AI is bringing continuous testing closer to autonomous testing. Deep learning driven testing tools are shifting testing to the left, expanding automation beyond execution into test generation and maintenance. NLP and Vision AI technologies will enable test generation directly from test flows in plain english or mockups even before any code is written. These types of tools – Tricentis Tosca, Walrus, Perfecto, Eggplant are few such examples, will eliminate the need of writing complex automation scripts, and make testing reliable as the scripts will update automatically with the application. We also expect to see application of AI in QA optimization such as determining which tests to run based on the commit instead of running the entire suite (Appsurify, Launchable), simulating test cases by learning from live user data (ProdPerfect, Testgram), and mimicking production data to generate realistic test data (Tonic).
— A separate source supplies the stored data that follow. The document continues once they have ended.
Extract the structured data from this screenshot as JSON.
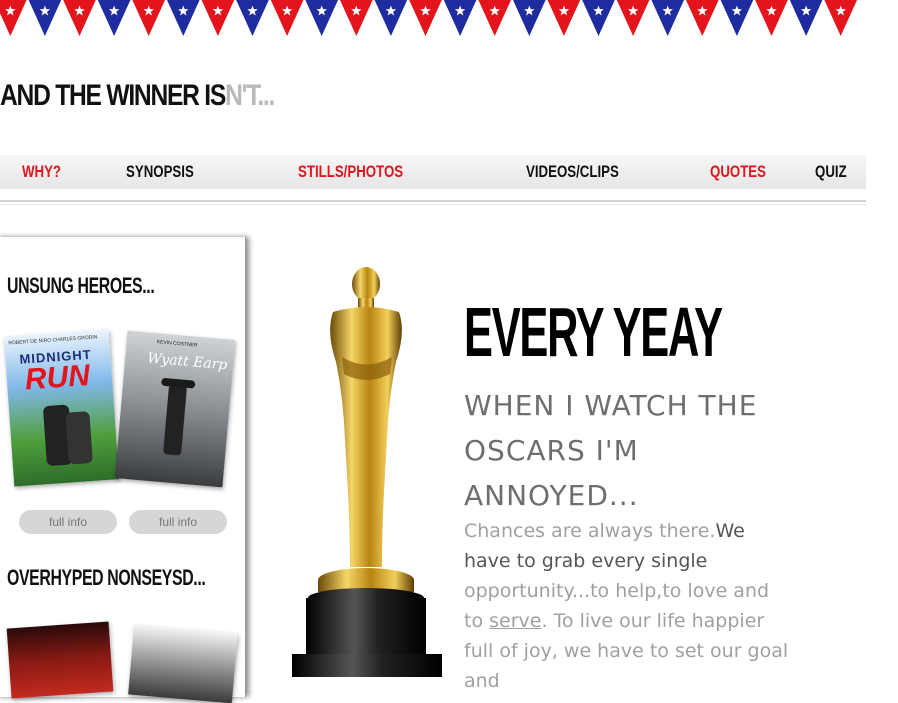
{
  "site": {
    "title_dark": "AND THE WINNER IS",
    "title_light": "N'T..."
  },
  "nav": {
    "items": [
      {
        "label": "WHY?",
        "color": "#e3141b"
      },
      {
        "label": "SYNOPSIS",
        "color": "#111111"
      },
      {
        "label": "STILLS/PHOTOS",
        "color": "#e3141b"
      },
      {
        "label": "VIDEOS/CLIPS",
        "color": "#111111"
      },
      {
        "label": "QUOTES",
        "color": "#e3141b"
      },
      {
        "label": "QUIZ",
        "color": "#111111"
      }
    ]
  },
  "sidebar": {
    "heading1": "UNSUNG HEROES...",
    "heading2": "OVERHYPED NONSEYSD...",
    "posters": [
      {
        "top_credits": "ROBERT DE NIRO   CHARLES GRODIN",
        "title_line1": "MIDNIGHT",
        "title_line2": "RUN"
      },
      {
        "top_credits": "KEVIN COSTNER",
        "title_line1": "Wyatt Earp",
        "title_line2": ""
      }
    ],
    "buttons": [
      "full info",
      "full info"
    ]
  },
  "main": {
    "headline": "EVERY YEAY",
    "subhead": "WHEN I WATCH THE OSCARS I'M ANNOYED...",
    "body_light1": "Chances are always there.",
    "body_strong": "We have to grab every single",
    "body_light2": "opportunity...to help,to love and to",
    "body_link": "serve",
    "body_light3": ". To live our life happier full of joy, we have to set our goal and"
  },
  "colors": {
    "accent_red": "#e3141b",
    "bunting_blue": "#1f2ca0",
    "trophy_gold": "#d4a017"
  }
}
Next-gen observability tools use AI to optimize applications based on their run-time behavior, auto-detect anomalies, proactively prevent breakages and outages, and remediate issues automatically without much human intervention (Granulate , Sosiv, Gavel).
Over the last 12 months, we have had the opportunity to meet many exciting teams within Dev-software, and are very encouraged to see both the quality as well as the number of entrepreneurs. With India slated to have the largest number of developers globally very soon, we expect India to be amongst the largest consumers of Dev-software as well.